About half of consumers will switch brands if their expectations are not met, pushing African retailers to continually innovate. Yet across the continent, growth is slowing.
In South Africa, real retail growth has declined in recent years due to economic stagnation and inflation. In East Africa, GDP growth remains strong, but formal retail is hampered by infrastructure gaps and logistical inefficiencies.
To compete in a more digital and data-driven market, retailers are scaling up technology investments. Gartner projects African retailers will spend $300 million on cloud-based enterprise applications in 2025, growing 10 to 12 percent annually over the next three years. Still, many are struggling to turn those investments into measurable business outcomes.
Three challenges holding retailers back
- Fragmented systems and processes
Many retailers deploy multiple best-of-breed applications and centralize data in a data lake but fail to deliver seamless customer engagement, real-time visibility, and operational reliability. Disconnected systems, incomplete data context, and AI treated as an add-on rather than embedded into workflows cause inefficiencies.
For example, a shopper might see a product online, call a store to confirm availability, visit in person, and find a different price. Or they may buy online but be unable to return in store due to unsynced data. This lack of integration between customer data, inventory, pricing, and orders disrupts the experience and drives up costs.
A Gartner survey found that 66 percent of organizations say application sprawl and complexity hinder their digital goals, leading to inefficiencies and reduced reliability.
- Data remains underused
African retailers collect vast amounts of data from point-of-sale systems, loyalty platforms, mobile apps, and third-party sources. But 55 percent of business leaders cite poor data quality and fragmentation as their biggest barriers to data-driven decision-making.
Much time is spent managing data and building dashboards instead of making decisions, underscoring the need for streamlined processes.
- AI without a foundation
While AI is a popular topic in boardrooms, scaling projects beyond pilots remains a challenge. Globally, nearly three-quarters of organizations face this problem. In Africa, poor data quality, outdated IT infrastructure, and a lack of AI-ready processes create additional obstacles, leaving many AI efforts as isolated experiments with no significant return on investment.
The case for a unified platform
Industry leaders are turning to connected, industry-specific application suites to run their value chains with confidence. This ensures consistent customer experiences, minimizes stock-outs, supports on-time delivery, and enables seamless omnichannel shopping.

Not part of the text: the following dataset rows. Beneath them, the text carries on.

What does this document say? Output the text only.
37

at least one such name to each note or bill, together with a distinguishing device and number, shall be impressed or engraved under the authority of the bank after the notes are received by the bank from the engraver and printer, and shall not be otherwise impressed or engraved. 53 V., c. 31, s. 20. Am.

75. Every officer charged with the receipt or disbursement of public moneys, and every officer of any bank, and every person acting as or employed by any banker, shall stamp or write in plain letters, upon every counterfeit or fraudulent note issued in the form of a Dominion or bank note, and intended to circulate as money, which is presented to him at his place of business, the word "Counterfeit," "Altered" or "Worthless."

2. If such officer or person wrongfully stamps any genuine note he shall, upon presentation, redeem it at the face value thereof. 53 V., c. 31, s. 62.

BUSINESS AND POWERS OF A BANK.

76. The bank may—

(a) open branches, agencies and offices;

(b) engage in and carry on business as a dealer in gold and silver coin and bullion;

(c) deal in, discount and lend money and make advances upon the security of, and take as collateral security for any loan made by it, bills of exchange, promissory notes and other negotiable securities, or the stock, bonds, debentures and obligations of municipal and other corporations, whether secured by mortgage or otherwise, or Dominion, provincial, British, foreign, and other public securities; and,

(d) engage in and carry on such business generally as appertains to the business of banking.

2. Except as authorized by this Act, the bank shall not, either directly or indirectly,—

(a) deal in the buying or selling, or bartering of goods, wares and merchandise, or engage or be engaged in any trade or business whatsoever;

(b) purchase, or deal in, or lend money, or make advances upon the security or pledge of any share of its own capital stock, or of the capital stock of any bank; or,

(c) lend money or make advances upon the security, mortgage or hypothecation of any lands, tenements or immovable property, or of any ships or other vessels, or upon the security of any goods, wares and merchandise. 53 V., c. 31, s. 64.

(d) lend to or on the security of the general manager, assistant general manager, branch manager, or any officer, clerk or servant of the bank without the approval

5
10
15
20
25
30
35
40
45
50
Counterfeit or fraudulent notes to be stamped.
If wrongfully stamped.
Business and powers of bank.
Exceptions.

SAP’s Business Suite, for example, automates processes, delivers actionable insights, and optimizes workflows. Its Business Data Cloud integrates and harmonizes organizational data, creating a foundation for AI at scale.
This approach allows retailers to unify sales, inventory, promotions, and customer behavior data to enable AI-powered decision-making. End-to-end process integration supports cross-functional workflows and taps into a global ecosystem of innovations.
Retailers using SAP’s connected platform and AI capabilities report a 20 to 30 percent drop in customer churn, 30 to 50 percent fewer stock-outs, up to 40 percent productivity gains, and a 20 to 30 percent reduction in IT spending.
For African retail to realize its data-rich, AI-powered future, companies must move beyond legacy systems and embrace unified platforms that combine applications, data, and AI to drive competitiveness.